Wien: Votivkirche verschwindet im Nebel; Foto: wetter-wien.wienWien: Votivkirche verschwindet im Nebel; Foto: wetter-wien.wien

Wien im Mittel um 1.4 °C zu warm

Bis zum 15. November lag jeder Tag über dem langjährigen Durchschnitt von 1981 bis 2010. Wäre auch die zweite Monatshälfte weiter so verlaufen, würde die Abweichung vom Mittel mindestens doppelt so groß sein. Die zwei kontinentalen Kaltlufteinschübe der letzten Wochen senkten den Mittelwert jedoch auf 6.9 °C in Richtung des klimatologischen Mittels von 5.5 °C. Folgende Abbildung zeigt den Verlauf der Tagesdurchschnittstemperatur an der Station Wien-Hohe Warte. Zu warme Tage sind mit roten, zu kalte Tage mit blauen Balken markiert.

Tagesdurchschnittstemperatur an der Station Wien-Hohe Warte in Wien - Grafik © ZAMG

Der wärmste Tag in Wien war der 1.November, wo ein Tageshöchstwert von 18.7 °C an der Messstation Wien-Innere Stadt verifiziert wurde. Der Temperaturtiefstwert wurde in der Nacht auf 29.November in Mariabrunn mit -8.5 °C gemessen.

Österreichweit gesehen war Wien noch einer jener Orte, die näher am klimatologischen Mittel lagen. Gesamt betrachtet war der November um 2.2 °C zu warm.

Der Westen Österreichs viel zu trocken

Der Gesamtniederschlag in Wien lag mit 50 mm sehr nahe am langjährigen Mittel von 52 mm. Dieser Niederschlag war allerdings sehr ungleichmäßig verteilt, da der Großteil erst nach dem 24.November fiel.

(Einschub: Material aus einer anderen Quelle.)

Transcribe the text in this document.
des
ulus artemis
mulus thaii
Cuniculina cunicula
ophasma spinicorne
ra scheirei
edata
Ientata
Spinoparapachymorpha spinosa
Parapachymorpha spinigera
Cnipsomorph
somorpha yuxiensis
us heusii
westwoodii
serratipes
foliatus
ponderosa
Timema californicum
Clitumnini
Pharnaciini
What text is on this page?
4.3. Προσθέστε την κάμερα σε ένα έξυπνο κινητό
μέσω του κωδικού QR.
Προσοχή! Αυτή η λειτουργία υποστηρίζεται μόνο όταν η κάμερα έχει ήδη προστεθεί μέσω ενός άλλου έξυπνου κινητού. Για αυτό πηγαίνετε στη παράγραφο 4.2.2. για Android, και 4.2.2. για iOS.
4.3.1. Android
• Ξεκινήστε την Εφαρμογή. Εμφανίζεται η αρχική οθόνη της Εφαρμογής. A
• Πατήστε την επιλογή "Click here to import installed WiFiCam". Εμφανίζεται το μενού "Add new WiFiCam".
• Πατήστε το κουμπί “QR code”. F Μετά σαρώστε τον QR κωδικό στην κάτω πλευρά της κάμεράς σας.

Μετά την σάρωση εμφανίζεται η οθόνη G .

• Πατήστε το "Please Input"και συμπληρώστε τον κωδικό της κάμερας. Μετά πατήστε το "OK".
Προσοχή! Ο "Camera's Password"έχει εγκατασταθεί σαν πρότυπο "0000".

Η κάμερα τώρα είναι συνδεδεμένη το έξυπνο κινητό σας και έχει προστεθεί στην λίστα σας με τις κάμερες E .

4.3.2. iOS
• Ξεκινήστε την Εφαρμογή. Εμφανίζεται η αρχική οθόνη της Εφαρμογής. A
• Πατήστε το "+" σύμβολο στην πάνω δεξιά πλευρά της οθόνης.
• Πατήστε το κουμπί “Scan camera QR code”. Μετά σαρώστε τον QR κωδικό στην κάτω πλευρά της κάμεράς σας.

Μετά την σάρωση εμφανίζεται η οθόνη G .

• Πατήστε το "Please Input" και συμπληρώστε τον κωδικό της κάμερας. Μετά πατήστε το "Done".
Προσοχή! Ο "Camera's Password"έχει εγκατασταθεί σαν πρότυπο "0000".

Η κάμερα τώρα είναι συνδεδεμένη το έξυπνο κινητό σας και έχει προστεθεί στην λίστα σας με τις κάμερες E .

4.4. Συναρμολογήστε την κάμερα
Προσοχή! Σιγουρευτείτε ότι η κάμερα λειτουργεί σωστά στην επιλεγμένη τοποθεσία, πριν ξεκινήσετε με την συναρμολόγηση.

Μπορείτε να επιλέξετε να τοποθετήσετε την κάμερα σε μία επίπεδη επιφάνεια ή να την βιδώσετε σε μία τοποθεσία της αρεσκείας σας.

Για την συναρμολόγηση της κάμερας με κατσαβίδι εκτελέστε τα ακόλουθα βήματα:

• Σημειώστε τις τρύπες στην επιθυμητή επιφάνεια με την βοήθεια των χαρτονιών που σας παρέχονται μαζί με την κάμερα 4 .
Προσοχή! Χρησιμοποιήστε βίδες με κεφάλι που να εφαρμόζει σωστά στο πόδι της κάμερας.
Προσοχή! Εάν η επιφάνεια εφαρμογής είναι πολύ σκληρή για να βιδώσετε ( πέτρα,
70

Negativ ist vor allem der Westen Österreichs aufgefallen. In Innsbruck sind im gesamten Monat gerade einmal 6 mm Niederschlag gefallen. In den westlichen Bundesländern war es einer der 5 trockensten November seit 160 Jahren.

Niederschlag im November 2018 in Österreich; Grafik © ZAMG

Diese Abbildung zeigt die österreichweite Abweichung des Monatsniederschlages. Weiß markierte Flächen, wie sie über Wien zu finden sind, sprechen für Niederschlagsmengen die dem klimatologischen Mittel entsprechen. Die dunkleren Farben im Westen Österreichs repräsentieren extreme Trockenheit. Die einzelnen Flächen mit Grünstich im Osten markieren Gebiete, in denen es sogar mehr Niederschlag als im klimatologischen Mittel gab.

Zusammenfassend ist zu sagen, dass der November in ganz Österreich deutlich zu warm war. Während im Westen das letzte Monat viel zu trocken verlief, entsprach zumindest der Gesamtniederschlag im Osten dem klimatologischen Mittel.